My interest in this map lies in its irregular projection. Unlike a typical map, this map solely relies on design and color to depict various cities. Simply by looking at the level of color in each city, the reader is able to determine what type of people live there and where exactly they live. I am also interested in the fact that the map is entirely interactive. Although this allows for a fun way to design maps, it definitely raises a few issues. Because the map is relatively new, there is a lack of participation and unbiased representation. This makes the maps skewed toward the interests of only a few contributors. And, even if there were many people participating, the map would still be limited to only those people’s opinions. Whether this was the intention or not, this design gives people the opportunity to stereotype negatively. For example, stereotyping someone as a hipster could be unwanted and people could be offended by Another problem with the map is the limited number of categories. With only six stereotypes, not everyone will completely fit into these categorizations. As a citizen of Baltimore, I noticed that my city’s map was not entirely accurate. These stereotypes mostly resonate with what white neighborhoods look like. Speaking from experience, I can tell you that downtown Baltimore is not exactly “hipster’ or “suits.” It is ravaged with drugs, unemployment, and poverty, However, there is not a category for that.
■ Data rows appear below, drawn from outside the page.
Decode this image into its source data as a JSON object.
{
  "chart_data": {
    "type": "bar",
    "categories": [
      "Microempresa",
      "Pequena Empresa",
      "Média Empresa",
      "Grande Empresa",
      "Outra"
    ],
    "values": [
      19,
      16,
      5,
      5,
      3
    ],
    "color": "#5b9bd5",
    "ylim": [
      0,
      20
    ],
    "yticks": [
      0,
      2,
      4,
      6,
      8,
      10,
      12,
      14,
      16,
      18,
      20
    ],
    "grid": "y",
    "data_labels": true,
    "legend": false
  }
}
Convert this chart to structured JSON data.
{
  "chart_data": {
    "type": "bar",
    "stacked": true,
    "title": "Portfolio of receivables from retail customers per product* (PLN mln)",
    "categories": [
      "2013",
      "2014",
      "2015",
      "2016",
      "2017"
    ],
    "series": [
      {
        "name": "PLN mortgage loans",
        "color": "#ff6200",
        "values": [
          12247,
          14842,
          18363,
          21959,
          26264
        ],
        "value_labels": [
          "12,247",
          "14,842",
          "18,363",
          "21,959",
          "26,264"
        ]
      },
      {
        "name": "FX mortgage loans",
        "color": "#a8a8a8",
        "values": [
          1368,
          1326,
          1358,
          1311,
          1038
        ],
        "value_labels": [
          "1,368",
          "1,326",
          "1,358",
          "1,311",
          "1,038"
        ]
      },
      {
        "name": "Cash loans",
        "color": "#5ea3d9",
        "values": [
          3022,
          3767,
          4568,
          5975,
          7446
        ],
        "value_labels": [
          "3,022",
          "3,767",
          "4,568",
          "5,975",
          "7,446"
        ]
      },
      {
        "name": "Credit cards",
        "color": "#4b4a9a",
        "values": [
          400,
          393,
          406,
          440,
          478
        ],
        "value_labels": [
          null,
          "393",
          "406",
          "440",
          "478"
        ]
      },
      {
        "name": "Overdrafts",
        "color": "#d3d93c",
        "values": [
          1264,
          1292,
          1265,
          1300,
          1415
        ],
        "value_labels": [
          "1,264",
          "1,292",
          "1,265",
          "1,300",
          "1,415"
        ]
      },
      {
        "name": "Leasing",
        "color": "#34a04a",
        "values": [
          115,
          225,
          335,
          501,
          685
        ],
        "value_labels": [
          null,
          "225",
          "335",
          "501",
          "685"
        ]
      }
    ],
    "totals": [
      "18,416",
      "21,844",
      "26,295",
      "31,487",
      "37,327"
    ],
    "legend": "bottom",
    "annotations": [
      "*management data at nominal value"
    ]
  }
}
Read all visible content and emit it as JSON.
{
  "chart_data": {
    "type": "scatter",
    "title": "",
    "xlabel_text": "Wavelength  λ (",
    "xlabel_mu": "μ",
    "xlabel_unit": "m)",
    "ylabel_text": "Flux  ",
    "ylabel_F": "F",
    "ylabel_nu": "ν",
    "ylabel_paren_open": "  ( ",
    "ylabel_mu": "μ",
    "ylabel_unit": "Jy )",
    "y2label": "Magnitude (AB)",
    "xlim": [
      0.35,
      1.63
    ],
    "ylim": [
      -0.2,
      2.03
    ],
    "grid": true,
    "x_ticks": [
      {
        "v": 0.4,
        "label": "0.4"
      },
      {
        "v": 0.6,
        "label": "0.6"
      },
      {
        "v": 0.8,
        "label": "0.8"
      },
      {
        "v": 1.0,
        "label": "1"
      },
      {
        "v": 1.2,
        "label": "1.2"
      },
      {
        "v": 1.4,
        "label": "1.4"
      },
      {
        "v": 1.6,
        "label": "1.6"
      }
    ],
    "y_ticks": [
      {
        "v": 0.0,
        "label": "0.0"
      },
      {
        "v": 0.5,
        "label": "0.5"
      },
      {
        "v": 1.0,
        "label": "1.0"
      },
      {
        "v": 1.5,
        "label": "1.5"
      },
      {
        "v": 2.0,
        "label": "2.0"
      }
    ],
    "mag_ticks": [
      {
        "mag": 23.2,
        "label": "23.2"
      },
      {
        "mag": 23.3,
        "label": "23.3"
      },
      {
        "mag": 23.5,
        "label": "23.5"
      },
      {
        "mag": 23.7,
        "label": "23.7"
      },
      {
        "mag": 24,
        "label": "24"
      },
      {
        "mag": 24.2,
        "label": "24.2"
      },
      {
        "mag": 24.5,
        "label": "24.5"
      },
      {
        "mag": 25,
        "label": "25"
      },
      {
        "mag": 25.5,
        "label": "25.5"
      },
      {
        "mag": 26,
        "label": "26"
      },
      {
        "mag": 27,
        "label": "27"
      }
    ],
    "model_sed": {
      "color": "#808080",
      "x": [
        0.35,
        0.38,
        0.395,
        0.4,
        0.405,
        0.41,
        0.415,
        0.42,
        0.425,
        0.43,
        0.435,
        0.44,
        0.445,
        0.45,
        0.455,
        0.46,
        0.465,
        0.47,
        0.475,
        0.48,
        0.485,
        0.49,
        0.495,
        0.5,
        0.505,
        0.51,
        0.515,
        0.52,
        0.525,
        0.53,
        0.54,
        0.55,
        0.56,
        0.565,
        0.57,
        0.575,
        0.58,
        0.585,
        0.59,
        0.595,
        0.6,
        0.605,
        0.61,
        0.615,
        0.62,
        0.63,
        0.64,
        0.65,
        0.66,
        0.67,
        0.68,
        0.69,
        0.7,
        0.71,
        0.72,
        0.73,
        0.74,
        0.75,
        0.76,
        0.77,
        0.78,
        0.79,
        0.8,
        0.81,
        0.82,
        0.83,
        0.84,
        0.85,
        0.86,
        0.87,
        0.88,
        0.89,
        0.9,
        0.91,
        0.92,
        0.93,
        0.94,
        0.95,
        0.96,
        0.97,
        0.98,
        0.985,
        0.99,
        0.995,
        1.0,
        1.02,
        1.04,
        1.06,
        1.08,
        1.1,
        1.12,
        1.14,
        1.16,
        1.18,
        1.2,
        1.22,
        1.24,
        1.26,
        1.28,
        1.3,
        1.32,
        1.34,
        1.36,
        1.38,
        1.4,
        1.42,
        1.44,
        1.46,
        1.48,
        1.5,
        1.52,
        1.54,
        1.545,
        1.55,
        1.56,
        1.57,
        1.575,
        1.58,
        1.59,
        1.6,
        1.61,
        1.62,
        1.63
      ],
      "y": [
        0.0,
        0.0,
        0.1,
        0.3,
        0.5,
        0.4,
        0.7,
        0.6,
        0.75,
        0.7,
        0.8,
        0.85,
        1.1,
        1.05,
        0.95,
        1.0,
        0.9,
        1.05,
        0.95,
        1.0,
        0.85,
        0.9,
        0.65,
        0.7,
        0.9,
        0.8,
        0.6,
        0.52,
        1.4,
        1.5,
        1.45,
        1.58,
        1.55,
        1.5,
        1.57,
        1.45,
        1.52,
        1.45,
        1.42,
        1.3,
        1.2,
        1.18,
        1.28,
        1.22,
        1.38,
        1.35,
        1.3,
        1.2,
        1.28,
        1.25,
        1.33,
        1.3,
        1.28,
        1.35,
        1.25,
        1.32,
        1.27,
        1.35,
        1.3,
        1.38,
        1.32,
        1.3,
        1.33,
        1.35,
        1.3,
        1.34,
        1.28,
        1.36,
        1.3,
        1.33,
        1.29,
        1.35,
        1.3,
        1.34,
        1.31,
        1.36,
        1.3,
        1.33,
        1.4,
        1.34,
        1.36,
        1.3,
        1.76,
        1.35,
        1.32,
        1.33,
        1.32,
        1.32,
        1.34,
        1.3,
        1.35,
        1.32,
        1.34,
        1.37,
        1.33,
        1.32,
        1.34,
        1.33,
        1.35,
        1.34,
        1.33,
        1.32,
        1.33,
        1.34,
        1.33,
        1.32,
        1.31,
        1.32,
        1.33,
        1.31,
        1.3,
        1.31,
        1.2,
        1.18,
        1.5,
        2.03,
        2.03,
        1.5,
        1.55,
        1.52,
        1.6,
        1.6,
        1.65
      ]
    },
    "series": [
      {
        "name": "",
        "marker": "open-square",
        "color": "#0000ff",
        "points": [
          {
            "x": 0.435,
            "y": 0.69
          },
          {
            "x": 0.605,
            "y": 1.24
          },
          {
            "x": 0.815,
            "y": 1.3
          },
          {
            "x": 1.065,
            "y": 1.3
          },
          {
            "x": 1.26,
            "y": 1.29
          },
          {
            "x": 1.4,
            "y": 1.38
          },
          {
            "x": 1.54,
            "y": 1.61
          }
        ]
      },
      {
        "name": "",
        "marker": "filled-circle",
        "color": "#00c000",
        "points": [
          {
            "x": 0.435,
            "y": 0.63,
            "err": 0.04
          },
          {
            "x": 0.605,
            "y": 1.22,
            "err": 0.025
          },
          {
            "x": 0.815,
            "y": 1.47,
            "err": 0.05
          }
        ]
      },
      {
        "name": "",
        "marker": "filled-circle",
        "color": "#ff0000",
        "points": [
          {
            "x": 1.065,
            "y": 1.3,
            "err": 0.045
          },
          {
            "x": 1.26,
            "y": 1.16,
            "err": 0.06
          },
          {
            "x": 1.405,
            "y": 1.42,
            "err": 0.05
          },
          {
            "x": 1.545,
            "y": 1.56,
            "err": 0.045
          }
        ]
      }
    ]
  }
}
When Levels created this map, he was more interested in creating a startup than depicting a completely accurate map without flaws and distortion. But hey, who can really even do that anyway? Sure, he is not a cartographer. But, he is an entrepreneur, one with an eye for design. In today’s society, anyone can make a map. It is no longer only up to cartographers to depict reality. This creates a completely different experience for the reader of the map, one that’s more raw and relatable.